あの日から、光希とのセッションは数えきれないほどした。いろんなジャンルの音楽を弾き、それは楽しい時間となった。それと同時に、他の人とも合わせてみたいという欲も出てきた。
日本にいた頃には考えもしなかったことだ。ただひたすらにピアノと向き合うだけの時間。こんな音楽を楽しむという体験することすらなかった。
中には、伴奏を頼まれたこともあったが、それもコンテスト用の伴奏だったので、楽しむ余裕はなかった。ことごとく、緋月とペアを組んだ者たちは、緋月の圧倒的な音に喰われて、コンテストでは結果を残せずにいたのだが、それは、緋月本人は知らぬこと。
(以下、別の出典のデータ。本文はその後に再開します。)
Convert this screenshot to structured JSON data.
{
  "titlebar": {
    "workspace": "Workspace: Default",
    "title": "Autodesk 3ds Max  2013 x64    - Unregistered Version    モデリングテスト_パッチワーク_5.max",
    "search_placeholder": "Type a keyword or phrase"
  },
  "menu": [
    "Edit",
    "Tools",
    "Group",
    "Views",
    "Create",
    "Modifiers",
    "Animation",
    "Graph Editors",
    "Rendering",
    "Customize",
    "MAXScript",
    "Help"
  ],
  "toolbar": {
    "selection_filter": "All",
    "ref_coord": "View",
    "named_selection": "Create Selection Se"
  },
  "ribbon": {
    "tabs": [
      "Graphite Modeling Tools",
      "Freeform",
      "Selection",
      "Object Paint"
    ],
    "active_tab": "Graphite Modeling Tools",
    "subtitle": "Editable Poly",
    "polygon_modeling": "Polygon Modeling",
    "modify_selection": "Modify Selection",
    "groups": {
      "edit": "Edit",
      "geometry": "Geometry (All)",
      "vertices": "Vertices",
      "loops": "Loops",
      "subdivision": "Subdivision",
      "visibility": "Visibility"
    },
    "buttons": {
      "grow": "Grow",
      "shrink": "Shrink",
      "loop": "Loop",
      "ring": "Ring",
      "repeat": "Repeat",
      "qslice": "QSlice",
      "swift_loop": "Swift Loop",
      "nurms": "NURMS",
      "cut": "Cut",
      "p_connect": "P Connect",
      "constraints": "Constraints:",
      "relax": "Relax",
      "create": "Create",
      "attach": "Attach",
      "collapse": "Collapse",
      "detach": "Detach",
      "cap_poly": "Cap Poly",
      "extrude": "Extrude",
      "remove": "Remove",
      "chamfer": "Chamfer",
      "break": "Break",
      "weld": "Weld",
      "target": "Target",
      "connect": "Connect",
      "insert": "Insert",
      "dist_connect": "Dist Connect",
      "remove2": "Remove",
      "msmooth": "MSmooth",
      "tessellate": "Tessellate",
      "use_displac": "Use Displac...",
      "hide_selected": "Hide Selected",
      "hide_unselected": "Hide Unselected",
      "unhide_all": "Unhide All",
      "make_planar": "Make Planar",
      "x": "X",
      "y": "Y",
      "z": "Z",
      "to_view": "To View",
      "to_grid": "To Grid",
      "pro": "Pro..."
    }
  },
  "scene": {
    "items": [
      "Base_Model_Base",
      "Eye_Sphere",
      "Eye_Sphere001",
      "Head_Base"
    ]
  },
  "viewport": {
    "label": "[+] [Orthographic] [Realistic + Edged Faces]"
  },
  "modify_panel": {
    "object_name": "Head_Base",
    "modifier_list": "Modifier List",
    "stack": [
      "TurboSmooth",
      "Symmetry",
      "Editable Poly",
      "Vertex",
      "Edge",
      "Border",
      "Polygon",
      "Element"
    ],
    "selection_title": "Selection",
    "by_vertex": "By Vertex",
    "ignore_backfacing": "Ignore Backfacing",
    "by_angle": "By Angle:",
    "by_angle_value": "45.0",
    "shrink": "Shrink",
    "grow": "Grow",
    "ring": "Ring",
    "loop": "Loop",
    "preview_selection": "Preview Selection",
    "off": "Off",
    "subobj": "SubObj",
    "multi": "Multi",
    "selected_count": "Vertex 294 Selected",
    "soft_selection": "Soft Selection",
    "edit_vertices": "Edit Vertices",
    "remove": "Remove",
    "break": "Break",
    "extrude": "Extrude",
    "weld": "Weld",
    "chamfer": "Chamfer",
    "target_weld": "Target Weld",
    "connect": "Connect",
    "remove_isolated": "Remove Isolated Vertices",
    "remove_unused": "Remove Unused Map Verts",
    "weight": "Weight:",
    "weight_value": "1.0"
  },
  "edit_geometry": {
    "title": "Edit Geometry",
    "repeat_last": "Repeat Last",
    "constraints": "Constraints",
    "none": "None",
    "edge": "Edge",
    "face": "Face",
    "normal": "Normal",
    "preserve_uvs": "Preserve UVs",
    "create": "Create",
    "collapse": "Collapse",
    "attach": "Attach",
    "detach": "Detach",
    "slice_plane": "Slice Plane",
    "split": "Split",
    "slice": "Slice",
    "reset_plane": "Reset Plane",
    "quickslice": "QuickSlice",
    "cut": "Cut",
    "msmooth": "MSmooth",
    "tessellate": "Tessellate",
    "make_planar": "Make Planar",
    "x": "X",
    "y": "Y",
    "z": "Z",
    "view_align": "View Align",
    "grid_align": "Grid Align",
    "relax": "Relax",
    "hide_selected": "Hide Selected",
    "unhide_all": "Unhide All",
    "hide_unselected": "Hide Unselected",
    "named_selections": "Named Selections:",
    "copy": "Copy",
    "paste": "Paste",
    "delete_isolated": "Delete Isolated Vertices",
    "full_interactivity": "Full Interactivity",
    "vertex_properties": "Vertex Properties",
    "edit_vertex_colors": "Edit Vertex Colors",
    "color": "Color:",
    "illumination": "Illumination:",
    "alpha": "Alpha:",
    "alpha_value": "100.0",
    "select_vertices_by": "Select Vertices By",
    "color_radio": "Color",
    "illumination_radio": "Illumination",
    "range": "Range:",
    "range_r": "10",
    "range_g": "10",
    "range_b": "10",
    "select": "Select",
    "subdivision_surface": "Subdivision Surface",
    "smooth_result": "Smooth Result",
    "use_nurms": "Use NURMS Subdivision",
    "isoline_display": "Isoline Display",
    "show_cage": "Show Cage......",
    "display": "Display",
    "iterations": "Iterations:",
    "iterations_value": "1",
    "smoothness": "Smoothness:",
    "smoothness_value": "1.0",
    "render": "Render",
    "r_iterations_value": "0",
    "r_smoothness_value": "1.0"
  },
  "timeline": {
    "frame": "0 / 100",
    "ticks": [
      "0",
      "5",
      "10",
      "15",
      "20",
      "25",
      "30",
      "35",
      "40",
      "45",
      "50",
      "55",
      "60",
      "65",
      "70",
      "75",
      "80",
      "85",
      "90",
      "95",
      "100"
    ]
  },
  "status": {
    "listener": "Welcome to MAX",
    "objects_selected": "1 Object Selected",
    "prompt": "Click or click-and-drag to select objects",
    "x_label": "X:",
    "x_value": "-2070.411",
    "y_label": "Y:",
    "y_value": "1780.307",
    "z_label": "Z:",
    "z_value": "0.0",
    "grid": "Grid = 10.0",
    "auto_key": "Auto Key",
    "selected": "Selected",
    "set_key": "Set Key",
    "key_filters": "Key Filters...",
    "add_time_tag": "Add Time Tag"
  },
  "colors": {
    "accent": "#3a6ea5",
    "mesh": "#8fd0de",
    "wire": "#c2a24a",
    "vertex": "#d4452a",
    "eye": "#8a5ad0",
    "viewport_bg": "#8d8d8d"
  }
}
引き立て役としての伴奏なので、8割程度の仕上がりで臨んでいたコンテストでも、正直、相手役が勝手に自滅していくのを何度も目の当たりにして、伴奏も受けないことにしていたので、今の事実は、夢ではないのかと少し考えていた。
目の前を歩く光希と響は、さっきまで諍いをしていたとは思えないほど、仲が良くなっている。連絡先を交換しているようで、笑いあっていた。
「さぁ、楽しい音楽の始まり……かな?」
見えてきたストリートピアノは、弾く手がおらず、静かに待っていた。カフェのピアノが貴婦人なら、ここのピアノは高級娼婦のような佇まいだ。
気に入った相手にしか、望んだ音は奏でてあげないと、色香たっぷりに緋月を誘う。その誘いに乗ったふりをしながら、最高の音を引き出そうと、鍵盤のラを人差し指で鳴らすと、高級娼婦はご機嫌なようだ。駅に響き渡るラの音を聞いた人々は、その音の発信源を探し始めたようだった。